ペットの認知症は、昼夜逆転する・夜鳴きが増える・名前に反応しなくなる・部屋の中を徘徊するなどの症状が一般的です。
また、今まで出来ていたことが出来なくなったりトイレの失敗が増えたりもするので、お世話をする飼い主さんには心身ともに大きな負担となってしまう場合も多くあります。

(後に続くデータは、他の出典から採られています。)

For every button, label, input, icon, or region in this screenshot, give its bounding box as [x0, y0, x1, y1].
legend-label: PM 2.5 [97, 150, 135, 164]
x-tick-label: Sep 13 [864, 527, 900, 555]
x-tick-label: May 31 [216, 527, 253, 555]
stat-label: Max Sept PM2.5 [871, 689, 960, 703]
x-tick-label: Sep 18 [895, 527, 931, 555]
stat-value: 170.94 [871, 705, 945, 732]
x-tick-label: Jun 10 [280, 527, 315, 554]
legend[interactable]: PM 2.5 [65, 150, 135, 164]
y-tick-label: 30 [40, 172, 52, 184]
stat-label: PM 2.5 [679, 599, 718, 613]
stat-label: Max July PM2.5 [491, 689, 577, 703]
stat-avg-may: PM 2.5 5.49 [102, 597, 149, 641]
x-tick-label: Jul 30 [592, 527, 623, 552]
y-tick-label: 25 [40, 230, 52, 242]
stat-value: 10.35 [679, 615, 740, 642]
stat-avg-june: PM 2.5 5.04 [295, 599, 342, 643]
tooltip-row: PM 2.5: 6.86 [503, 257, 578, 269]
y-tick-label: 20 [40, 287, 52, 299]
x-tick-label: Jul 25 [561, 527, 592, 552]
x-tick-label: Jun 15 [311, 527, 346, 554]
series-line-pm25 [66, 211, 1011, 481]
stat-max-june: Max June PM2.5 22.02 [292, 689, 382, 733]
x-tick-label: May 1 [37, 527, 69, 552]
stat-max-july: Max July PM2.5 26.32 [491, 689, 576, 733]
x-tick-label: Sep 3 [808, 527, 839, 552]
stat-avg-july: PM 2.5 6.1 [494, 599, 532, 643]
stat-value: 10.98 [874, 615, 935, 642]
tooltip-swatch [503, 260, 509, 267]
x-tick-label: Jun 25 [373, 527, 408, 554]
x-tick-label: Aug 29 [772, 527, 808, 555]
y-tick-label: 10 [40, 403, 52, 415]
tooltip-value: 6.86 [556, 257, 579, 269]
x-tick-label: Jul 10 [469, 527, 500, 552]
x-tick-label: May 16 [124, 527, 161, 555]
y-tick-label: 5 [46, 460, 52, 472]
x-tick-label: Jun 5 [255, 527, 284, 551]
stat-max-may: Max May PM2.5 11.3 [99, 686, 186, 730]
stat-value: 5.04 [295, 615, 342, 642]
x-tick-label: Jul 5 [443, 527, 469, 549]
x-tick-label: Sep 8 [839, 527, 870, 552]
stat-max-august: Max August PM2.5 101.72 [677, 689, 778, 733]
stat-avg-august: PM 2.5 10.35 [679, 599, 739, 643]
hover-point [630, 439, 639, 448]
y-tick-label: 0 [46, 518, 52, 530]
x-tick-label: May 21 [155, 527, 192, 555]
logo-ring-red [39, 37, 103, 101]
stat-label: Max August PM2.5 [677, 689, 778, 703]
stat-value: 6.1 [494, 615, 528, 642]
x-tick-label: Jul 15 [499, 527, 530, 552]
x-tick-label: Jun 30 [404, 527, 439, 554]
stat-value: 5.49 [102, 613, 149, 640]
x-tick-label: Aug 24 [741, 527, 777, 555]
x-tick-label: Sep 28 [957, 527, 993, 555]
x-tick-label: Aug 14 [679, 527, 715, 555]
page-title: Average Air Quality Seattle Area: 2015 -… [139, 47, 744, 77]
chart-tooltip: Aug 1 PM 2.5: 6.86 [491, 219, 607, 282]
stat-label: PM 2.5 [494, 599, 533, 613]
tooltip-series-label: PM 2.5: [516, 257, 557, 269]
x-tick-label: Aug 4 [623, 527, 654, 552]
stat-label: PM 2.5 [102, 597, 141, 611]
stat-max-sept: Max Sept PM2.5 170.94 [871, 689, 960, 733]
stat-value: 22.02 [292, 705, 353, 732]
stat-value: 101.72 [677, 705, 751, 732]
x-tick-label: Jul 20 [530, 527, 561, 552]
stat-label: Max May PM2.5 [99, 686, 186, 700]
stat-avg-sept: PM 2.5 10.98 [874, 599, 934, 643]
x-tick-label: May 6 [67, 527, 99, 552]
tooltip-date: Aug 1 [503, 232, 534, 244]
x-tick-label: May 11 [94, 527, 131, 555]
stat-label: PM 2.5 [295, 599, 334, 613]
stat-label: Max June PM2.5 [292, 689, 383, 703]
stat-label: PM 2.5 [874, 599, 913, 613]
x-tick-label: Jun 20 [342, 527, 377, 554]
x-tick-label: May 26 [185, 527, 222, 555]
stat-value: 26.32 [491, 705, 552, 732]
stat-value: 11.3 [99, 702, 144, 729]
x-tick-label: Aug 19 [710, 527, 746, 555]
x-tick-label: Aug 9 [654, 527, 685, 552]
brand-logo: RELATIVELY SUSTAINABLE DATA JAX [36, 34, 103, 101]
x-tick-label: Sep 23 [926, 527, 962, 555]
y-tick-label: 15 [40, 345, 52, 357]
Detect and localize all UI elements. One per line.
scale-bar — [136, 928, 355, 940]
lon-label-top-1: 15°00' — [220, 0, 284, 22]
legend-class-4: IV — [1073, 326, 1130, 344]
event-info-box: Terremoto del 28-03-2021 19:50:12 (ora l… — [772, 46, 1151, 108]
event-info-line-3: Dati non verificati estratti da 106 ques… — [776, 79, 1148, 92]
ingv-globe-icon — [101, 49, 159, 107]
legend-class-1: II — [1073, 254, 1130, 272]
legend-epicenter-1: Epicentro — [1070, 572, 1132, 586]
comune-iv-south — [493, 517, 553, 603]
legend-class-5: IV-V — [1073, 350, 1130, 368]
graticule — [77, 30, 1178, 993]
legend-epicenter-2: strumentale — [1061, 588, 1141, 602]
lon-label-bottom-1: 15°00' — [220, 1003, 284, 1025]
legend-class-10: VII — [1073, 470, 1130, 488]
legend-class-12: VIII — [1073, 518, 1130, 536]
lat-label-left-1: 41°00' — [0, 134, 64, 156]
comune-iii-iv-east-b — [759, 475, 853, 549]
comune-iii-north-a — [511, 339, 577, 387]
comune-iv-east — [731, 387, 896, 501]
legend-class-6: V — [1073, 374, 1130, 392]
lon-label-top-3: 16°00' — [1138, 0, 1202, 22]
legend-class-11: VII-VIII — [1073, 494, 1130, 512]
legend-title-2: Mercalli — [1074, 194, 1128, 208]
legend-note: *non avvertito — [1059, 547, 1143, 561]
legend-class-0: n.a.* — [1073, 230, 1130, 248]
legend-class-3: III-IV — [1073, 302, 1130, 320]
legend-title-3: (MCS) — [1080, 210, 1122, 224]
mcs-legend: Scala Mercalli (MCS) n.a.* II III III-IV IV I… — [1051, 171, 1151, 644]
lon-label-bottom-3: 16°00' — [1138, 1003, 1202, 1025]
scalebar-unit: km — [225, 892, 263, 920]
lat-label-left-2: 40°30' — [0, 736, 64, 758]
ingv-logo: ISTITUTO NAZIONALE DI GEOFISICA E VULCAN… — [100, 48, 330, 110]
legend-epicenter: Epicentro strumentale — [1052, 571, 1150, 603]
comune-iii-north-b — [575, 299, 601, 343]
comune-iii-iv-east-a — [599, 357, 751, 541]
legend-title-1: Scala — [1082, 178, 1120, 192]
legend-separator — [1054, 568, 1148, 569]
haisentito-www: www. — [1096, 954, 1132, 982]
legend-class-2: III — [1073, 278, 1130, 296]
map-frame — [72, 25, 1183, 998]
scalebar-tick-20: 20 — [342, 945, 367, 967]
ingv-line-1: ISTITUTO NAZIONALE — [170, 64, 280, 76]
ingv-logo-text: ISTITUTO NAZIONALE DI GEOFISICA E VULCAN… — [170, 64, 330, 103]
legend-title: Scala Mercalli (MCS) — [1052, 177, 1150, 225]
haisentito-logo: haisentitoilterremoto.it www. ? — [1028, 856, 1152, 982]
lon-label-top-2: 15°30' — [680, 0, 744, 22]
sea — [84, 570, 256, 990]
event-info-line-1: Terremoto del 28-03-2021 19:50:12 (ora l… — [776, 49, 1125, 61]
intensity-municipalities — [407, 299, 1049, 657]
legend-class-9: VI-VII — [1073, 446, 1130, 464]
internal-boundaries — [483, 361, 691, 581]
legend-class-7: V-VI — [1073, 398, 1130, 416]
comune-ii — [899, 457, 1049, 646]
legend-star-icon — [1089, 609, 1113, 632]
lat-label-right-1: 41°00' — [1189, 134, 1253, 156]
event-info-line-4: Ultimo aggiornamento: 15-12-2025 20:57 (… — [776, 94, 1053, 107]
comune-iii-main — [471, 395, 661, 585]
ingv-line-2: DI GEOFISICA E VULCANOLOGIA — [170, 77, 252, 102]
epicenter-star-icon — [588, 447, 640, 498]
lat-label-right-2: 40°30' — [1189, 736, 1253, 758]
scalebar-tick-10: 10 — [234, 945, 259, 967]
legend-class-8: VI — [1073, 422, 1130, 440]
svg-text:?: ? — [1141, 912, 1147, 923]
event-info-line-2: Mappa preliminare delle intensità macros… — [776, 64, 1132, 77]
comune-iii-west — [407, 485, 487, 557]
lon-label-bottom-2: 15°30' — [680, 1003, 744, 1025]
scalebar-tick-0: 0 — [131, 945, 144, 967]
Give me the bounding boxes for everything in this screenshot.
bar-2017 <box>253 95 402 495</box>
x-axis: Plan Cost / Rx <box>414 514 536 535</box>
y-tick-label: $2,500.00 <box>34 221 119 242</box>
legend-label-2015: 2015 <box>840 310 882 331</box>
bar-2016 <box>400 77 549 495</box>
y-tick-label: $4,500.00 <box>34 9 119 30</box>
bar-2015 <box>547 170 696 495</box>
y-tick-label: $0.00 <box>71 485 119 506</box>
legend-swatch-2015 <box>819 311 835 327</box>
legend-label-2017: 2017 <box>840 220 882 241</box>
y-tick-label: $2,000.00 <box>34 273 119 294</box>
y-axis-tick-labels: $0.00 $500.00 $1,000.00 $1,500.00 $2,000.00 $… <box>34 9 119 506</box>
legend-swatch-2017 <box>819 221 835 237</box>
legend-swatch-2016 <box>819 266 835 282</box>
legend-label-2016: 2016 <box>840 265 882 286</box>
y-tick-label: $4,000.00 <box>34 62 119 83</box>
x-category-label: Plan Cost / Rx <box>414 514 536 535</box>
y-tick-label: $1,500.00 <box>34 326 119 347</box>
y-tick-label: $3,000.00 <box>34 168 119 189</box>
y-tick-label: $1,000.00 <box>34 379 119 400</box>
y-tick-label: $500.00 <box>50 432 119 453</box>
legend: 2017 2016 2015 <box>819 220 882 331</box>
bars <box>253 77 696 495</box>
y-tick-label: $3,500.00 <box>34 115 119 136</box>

認知症のペットに大切なのは、脳への刺激を増やして病気の進行を遅らせることです。投薬などの治療と併せて、ご家庭でもお散歩のルートに変化をつける・外出の機会を増やす・コミュニケーションの時間を増やすなどの対応を行いましょう。
3.介護はペットと飼い主の幸せのために
ペットの介護の種類についてお話しました。
今回ご紹介したものはごく一部で、ペットの介護には他にも散歩時のサポート・グルーミングなどさまざまなものがあります。
そのため、いくら体の小さな犬や猫であっても人の介護同様、介護を行う家族の精神的・体力的負担となることも珍しくありません。
「家族なのだから自分で世話を行わないといけない」と思い込む飼い主さんはとても多いのですが、全てを家族だけで抱え込む必要はありません。
介護の目的は、ペットが最期の時まで幸せに暮らすためですが、それには飼い主さんの幸せも必要不可欠であることを忘れないでください。
双方がずっと幸せに暮らすため、ペット介護は頑張りすぎず、力を抜けるところを抜きつつ行いましょう。
今は「介護はまだ先」というご家庭も決して無関係な話ではありません。
「いつか来る未来」と考えて、時間のある時にペット介護グッズを見てみたり近所のシッターサービスを調べてみたりしてくださいね。